Before I worked at Yahoo!, I had never localized (modifying an application to fit a region’s language and cultural needs) anything. Now that I’ve done it for over 2 years and 30 different localizations, there are a few things I’ve learned that are quite important.
- Allow for text expansion and shrinkage
This is rule #1 when localizing. Some languages like German or Russian can expand to over 100% more than the English equivalent. And others like Chinese or Japanese can shrink by more than 50%, which can equally wreck a non-flexible layout. Your HTML and CSS needs to be extremely flexible when dealing with localized content. No more fixed height or width buttons, tabs or any other content areas.
- Keep text out of images
Replacing text in HTML is easy and can be done automatically with many localization tools. Replacing text in graphics is not so easy. Do whatever you can to get text out of graphics and into your HTML. This may annoy designers, but will save everyone time.

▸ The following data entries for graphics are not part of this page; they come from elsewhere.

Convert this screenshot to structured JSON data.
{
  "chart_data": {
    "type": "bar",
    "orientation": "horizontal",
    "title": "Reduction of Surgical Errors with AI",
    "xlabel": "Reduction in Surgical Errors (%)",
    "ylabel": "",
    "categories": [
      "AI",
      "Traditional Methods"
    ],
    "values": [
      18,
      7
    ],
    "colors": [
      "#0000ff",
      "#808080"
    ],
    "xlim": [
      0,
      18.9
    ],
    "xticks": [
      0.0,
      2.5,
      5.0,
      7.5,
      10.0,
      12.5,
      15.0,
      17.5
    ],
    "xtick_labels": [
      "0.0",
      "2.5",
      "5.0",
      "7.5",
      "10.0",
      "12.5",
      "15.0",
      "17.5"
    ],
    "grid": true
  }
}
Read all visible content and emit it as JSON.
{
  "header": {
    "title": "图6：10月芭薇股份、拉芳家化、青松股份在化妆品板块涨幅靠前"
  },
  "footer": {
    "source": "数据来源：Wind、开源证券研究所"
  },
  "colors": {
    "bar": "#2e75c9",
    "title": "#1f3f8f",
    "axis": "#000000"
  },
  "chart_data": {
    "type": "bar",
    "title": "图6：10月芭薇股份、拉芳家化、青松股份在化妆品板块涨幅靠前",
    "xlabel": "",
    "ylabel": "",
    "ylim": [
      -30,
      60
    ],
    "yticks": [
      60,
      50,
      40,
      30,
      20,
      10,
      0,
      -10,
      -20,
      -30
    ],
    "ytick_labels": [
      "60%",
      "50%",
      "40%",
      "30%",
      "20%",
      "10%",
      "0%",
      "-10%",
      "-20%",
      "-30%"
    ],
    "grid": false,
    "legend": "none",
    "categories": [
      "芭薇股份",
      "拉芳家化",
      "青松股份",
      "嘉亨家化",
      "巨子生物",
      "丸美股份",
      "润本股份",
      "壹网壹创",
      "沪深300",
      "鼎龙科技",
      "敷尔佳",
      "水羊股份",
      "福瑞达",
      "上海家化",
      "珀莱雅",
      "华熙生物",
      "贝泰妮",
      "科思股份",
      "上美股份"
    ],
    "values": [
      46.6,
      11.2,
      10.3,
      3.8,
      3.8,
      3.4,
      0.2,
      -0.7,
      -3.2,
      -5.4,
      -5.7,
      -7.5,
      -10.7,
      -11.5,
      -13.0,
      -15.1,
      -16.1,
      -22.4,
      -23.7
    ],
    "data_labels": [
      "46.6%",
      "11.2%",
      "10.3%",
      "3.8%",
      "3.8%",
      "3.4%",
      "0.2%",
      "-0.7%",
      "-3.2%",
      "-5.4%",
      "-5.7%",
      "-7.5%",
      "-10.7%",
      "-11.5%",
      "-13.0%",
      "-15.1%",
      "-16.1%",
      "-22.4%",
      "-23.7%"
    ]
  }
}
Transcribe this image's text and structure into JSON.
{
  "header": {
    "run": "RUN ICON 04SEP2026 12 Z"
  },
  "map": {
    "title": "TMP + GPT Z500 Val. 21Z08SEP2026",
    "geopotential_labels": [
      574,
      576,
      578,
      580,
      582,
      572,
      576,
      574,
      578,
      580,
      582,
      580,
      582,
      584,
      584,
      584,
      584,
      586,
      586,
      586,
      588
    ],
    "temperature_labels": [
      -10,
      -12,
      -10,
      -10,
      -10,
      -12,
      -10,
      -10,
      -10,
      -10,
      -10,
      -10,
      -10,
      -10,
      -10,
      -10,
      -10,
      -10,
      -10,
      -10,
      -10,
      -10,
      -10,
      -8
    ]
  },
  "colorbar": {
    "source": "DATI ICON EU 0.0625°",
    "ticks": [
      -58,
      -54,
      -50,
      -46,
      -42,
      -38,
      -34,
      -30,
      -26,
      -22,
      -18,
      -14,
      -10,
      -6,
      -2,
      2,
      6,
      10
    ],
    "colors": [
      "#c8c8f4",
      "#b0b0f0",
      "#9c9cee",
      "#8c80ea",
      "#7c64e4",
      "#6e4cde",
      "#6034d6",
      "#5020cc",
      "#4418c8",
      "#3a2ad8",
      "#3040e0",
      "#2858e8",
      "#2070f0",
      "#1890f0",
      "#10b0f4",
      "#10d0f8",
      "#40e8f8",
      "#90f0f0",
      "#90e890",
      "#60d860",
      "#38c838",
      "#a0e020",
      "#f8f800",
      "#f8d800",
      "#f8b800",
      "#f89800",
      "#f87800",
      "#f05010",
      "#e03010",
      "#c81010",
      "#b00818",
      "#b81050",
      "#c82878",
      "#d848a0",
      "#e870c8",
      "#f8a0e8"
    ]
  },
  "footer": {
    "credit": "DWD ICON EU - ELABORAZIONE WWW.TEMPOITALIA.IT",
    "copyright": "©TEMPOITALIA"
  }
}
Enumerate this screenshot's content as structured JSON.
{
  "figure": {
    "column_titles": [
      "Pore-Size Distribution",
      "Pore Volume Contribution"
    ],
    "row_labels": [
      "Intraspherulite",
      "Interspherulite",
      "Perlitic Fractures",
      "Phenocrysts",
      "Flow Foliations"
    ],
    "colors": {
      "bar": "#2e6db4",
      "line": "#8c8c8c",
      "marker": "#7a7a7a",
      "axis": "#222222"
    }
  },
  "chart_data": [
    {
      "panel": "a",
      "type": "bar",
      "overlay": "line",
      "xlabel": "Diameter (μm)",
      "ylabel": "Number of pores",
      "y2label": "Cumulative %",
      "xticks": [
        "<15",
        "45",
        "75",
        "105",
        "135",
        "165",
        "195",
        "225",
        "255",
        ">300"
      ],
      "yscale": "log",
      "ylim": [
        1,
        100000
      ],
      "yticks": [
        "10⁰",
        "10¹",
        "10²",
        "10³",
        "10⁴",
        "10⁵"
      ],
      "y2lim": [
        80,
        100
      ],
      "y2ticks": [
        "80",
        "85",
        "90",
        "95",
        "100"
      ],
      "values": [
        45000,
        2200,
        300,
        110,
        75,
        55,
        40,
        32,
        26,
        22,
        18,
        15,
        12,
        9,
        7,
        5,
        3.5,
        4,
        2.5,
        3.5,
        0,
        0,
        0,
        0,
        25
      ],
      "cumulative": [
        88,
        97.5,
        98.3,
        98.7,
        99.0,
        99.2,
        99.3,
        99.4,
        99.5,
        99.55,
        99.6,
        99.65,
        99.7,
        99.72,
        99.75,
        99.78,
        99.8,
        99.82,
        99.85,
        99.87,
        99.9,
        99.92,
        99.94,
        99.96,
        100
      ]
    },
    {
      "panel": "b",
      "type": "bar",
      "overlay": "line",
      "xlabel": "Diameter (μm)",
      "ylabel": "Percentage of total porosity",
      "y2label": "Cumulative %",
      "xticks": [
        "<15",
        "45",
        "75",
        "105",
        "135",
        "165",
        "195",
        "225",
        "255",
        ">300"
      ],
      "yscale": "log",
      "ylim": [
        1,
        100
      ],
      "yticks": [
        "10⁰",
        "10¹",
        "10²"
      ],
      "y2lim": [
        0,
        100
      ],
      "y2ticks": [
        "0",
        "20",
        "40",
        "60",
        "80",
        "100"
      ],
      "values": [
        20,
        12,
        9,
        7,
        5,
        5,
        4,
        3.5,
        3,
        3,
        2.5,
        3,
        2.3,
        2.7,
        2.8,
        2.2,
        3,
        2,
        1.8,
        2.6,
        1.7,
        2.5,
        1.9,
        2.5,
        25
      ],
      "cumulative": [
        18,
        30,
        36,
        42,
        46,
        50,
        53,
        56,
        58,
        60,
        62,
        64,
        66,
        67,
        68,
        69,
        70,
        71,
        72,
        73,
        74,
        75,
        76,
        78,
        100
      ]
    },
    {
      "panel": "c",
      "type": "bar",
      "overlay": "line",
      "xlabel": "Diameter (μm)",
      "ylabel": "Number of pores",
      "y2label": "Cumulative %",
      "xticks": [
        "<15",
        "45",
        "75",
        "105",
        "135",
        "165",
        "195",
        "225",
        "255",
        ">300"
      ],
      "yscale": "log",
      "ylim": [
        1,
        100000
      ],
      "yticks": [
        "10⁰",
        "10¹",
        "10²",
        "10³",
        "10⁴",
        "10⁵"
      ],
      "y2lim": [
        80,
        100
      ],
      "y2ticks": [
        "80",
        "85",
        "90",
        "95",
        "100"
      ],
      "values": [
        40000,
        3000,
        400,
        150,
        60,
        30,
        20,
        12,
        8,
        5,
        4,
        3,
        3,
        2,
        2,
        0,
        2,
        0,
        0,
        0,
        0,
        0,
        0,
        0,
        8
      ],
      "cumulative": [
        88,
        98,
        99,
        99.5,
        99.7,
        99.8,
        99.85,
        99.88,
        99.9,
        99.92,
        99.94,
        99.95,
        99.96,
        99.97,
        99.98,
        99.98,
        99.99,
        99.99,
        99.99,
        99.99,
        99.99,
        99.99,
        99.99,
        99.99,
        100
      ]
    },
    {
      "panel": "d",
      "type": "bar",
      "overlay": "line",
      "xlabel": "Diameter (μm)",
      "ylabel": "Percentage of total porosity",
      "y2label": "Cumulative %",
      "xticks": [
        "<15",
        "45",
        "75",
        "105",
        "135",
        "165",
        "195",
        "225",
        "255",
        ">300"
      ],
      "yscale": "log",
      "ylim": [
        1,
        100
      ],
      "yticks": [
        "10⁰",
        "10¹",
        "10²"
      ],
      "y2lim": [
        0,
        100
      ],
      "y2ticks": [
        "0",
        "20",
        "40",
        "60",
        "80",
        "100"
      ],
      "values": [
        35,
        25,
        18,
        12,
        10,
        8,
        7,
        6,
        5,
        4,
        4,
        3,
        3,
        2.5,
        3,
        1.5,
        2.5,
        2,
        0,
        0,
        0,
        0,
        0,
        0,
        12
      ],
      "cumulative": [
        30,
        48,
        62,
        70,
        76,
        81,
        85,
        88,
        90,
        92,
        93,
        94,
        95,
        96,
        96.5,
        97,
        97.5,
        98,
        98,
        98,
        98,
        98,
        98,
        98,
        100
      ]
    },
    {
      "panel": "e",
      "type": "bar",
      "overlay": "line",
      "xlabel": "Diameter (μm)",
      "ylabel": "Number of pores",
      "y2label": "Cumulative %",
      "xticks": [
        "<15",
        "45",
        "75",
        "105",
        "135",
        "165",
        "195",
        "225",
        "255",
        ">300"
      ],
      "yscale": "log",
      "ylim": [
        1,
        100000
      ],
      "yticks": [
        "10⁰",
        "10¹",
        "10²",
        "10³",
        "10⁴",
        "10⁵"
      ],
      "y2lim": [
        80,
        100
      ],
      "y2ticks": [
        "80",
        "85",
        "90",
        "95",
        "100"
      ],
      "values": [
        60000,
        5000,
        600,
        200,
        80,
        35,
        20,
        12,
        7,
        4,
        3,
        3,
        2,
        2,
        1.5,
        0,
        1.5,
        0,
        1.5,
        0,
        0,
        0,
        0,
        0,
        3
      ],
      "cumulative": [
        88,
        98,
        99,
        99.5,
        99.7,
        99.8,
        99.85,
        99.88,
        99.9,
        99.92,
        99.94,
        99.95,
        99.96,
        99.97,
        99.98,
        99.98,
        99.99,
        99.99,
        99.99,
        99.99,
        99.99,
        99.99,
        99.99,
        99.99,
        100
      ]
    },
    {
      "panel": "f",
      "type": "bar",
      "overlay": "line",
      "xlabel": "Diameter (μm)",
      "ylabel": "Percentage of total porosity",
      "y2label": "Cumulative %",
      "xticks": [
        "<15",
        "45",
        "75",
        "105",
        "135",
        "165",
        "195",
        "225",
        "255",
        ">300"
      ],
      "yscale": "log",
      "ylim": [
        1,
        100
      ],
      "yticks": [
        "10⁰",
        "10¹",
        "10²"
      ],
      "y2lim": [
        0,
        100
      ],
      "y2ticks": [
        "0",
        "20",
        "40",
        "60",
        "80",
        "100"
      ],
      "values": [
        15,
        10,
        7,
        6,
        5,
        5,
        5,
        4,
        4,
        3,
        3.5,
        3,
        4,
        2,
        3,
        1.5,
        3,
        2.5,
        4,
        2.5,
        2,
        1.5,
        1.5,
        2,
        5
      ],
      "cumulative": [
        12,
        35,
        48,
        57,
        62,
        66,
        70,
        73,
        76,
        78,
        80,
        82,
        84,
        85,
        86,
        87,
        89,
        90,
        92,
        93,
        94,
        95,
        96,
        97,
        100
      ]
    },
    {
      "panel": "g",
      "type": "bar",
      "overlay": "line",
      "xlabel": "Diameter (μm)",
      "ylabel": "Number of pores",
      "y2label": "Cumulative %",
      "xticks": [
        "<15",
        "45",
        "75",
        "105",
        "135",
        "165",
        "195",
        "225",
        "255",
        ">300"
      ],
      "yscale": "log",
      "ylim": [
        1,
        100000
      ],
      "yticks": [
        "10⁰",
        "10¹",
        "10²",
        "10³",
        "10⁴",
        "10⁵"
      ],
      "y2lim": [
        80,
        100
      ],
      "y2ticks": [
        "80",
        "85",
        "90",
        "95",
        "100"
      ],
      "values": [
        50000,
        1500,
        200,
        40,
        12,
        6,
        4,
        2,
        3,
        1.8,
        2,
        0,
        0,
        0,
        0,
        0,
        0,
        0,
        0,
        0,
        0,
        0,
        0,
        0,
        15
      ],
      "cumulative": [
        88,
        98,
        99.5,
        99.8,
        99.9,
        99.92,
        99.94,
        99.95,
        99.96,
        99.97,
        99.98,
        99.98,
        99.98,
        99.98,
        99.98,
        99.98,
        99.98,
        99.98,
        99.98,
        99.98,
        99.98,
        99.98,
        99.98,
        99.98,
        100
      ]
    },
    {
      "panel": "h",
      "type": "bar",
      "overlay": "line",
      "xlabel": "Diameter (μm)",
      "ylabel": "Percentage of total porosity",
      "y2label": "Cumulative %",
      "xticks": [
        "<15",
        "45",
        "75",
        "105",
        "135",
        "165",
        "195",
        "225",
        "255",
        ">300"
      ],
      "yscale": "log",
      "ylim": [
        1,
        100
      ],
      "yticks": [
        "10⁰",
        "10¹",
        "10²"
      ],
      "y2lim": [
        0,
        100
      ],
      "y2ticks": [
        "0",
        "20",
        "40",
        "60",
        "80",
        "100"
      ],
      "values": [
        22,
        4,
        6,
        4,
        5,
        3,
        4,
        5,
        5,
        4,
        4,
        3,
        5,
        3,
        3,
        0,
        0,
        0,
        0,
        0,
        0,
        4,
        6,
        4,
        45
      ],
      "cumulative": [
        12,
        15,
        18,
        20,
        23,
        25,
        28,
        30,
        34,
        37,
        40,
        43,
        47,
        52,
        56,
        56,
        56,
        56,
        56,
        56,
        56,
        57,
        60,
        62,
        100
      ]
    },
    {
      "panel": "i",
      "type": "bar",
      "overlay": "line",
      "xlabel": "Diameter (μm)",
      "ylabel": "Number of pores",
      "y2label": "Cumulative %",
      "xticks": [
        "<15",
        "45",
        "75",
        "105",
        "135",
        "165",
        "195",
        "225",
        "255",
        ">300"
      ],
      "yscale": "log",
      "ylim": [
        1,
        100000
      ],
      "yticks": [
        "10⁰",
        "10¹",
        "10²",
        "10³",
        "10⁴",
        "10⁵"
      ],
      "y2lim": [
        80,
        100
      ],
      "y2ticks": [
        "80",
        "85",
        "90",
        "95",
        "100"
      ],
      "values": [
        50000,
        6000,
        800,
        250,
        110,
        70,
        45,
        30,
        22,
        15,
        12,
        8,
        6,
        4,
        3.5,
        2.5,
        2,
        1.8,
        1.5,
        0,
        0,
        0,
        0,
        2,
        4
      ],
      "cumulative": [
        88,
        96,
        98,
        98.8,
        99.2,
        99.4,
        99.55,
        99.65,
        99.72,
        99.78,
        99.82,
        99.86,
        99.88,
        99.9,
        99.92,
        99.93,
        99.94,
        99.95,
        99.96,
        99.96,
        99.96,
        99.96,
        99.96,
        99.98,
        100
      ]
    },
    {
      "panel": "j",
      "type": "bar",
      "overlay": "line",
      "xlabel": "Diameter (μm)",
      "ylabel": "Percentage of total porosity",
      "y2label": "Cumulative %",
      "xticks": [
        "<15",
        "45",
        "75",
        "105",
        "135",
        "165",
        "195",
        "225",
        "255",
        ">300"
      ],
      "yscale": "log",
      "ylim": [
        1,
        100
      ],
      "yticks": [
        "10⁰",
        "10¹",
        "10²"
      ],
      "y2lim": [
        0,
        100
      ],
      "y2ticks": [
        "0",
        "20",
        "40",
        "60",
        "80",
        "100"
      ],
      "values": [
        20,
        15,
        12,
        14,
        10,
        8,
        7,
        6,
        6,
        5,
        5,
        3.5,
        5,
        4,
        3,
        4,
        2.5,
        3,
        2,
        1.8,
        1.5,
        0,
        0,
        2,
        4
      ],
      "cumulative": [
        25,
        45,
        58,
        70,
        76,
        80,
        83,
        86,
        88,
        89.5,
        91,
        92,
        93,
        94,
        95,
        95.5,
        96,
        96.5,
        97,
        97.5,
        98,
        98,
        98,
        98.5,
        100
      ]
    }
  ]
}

- Store configuration data separately from translations
Because your web app will need to behave differently for each locale, you will need to put configuration information somewhere. You may be tempted to put it into your translations which would allow translators/localizers the ability to change configuration on their own, but this is a bad idea. Why?
One day a localizer will put a really bad value into your configuration data and cause your app to crash. And it will be your fault because why should a localizer know how your app works and what a correct configuration value should be?
Another benefit of storing configuration data separately is you can easily write scripts to parse your configuration or change it. Much harder to do that when it’s buried in localizations.
- Just use UTF-8
I’m not an encoding expert, but when every locale is using 1 encoding and that encoding can handle almost all languages, it will make your life much easier. Tell everyone to use UTF-8 and you won’t be banging your head against the wall every time you see little boxes with question makrs in them.
- Watch out for variable substitution
When dealing with sentences like “You have X new messages”, many languages have multiple different translations depending on the number of messages. 0, 1, 2-3, 4-7, 8-N may all have different translations. Try handling that in an if-else block times 10 languages. It doesn’t scale.
You can skip dealing with this type of challenge sometimes by setting things up like this: “Number of new messages: X”. Sometimes this is OK, sometimes it’s not. There’s a lot of different ways to handle it, which goes beyond the scope of this post.